Мы согласились и с каждым веком звереем все больше и успешней. Научились убивать миллионами. Теперь переходим к миллиардам. Наши этические возможности имеют свой предел, дорогая. Поэтому я со своей ученостью метался в этическом тупике.
Однажды ты попеняла мне, что я в последний миг ускользаю. Что спорить — я постоянно стоял одной своею ногой — за дверью. Счастливей от этого я не стал, зато выносливее — быть может.
Ты спрашиваешь: что из того? Но это было нужнейшим из качеств, ибо мне не дано похвастать выпавшей мне средой обитания. Итог ее трудовых усилий — растущее истребление мира. Венец ее духовной работы — самая жалкая ксенофобия. Все это так — мы провалились.
Но сколько бы я себе ни твердил: сюжет завершен, пора убираться, все-таки я умею понять, что время, которое мне предстоит, безлико, бескрасочно и беззвучно. Что можно отдать решительно все за сумерки с их фиолетовым цветом, за тишину в сосновом лесу с этой томительной хвойной одурью, за встречу с морем, за звон апреля с его обещанием любви, за тот раскаленный мороз за окном, когда мы впервые познали друг друга.

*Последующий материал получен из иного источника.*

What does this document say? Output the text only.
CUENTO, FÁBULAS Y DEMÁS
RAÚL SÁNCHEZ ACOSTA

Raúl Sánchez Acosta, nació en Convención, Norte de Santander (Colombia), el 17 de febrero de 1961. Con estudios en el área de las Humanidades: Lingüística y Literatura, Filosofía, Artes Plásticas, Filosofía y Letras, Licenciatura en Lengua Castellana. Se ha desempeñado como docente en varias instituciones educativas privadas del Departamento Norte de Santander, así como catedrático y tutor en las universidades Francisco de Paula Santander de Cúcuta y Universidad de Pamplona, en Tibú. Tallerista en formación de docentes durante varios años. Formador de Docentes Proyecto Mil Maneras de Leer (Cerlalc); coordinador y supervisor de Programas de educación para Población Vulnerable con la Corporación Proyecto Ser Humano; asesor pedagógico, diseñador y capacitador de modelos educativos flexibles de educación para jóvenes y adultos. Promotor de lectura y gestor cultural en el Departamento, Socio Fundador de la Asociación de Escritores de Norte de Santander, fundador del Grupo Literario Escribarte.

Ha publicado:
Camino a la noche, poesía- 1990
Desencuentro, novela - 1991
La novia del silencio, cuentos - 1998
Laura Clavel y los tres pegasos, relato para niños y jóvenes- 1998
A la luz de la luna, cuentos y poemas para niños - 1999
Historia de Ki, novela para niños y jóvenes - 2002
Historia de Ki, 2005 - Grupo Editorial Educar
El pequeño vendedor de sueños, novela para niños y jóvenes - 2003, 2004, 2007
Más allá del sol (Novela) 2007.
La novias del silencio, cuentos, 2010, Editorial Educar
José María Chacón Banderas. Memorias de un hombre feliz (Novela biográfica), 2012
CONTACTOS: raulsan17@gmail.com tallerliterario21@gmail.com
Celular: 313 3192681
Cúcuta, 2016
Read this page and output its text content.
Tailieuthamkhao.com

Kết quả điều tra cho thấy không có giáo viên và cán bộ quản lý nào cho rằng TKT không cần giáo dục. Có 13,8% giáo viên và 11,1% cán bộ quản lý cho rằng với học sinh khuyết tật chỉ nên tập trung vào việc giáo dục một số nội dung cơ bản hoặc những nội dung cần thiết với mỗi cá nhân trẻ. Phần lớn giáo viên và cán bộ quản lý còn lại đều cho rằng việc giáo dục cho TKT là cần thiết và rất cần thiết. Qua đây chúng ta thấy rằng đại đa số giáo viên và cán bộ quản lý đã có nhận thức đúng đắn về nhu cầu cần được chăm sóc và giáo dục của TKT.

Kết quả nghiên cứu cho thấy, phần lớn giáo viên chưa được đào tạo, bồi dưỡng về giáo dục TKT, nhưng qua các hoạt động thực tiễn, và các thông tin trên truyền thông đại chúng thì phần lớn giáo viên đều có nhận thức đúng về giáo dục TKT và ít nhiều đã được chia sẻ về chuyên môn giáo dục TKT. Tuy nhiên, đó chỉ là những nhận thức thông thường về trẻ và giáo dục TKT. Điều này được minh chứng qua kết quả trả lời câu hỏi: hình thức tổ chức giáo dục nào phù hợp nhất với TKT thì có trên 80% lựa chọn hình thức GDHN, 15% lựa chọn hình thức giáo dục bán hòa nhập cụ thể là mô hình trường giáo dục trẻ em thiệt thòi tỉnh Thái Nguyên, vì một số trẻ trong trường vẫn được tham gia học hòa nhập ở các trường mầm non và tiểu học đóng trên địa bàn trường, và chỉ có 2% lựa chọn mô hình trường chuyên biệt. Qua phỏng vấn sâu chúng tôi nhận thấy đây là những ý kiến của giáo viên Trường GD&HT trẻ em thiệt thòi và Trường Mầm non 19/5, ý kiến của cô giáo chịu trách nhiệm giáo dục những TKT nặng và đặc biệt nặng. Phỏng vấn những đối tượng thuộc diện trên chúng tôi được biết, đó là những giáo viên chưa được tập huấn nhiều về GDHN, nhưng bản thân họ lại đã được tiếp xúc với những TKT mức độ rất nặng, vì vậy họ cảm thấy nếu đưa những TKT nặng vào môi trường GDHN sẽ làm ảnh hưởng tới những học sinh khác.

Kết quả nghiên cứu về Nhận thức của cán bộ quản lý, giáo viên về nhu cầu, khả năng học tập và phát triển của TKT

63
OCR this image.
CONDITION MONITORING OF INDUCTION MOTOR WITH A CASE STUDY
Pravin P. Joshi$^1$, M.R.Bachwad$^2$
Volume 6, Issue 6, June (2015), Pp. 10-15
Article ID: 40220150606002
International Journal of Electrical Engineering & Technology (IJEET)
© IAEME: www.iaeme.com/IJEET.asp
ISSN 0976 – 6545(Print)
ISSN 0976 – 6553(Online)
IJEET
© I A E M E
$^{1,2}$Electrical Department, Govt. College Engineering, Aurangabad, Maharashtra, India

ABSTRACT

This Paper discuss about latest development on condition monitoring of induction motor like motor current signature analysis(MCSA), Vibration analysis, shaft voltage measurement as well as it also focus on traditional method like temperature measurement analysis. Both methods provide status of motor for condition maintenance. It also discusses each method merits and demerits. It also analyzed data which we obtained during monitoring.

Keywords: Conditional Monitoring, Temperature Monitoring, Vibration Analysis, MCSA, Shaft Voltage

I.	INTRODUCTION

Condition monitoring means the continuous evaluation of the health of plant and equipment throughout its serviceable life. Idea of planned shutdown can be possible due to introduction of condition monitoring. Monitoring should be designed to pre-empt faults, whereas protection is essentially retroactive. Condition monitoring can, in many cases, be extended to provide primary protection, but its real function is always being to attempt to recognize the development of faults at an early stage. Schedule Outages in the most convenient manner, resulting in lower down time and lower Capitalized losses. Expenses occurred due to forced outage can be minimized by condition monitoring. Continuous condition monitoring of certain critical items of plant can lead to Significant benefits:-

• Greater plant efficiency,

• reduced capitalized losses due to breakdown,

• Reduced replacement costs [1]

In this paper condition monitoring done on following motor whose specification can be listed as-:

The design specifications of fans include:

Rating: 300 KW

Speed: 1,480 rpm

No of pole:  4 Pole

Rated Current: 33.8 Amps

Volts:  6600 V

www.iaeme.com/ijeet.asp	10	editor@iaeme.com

Эта страничка — тебе, Сабина. Тобою она окрылена, тобой излилась, тебе — спасибо. Жалко, что ты ее не прочтешь. В последний миг я ускользаю».
Пока она слушала голос Гранда, Гвидон на другом конце Москвы вел диалог с Тамарой Максимовной. Жена кандидата в олигархи вытребовала его к себе, загадочно прошелестев по мобильнику о том, что произошли роковые и чрезвычайные события.
Итак, он снова в постылых термах с ложем, занимавшим их треть, с распутными бирюзовыми стеклами, с нахальной мозаикой на полу.
— Гвидончик, — верещала Тамара, — полный абзац. Муж рвет и мечет. Я думала, он сухой, как валежник, но он оказался ревнив, как вепрь.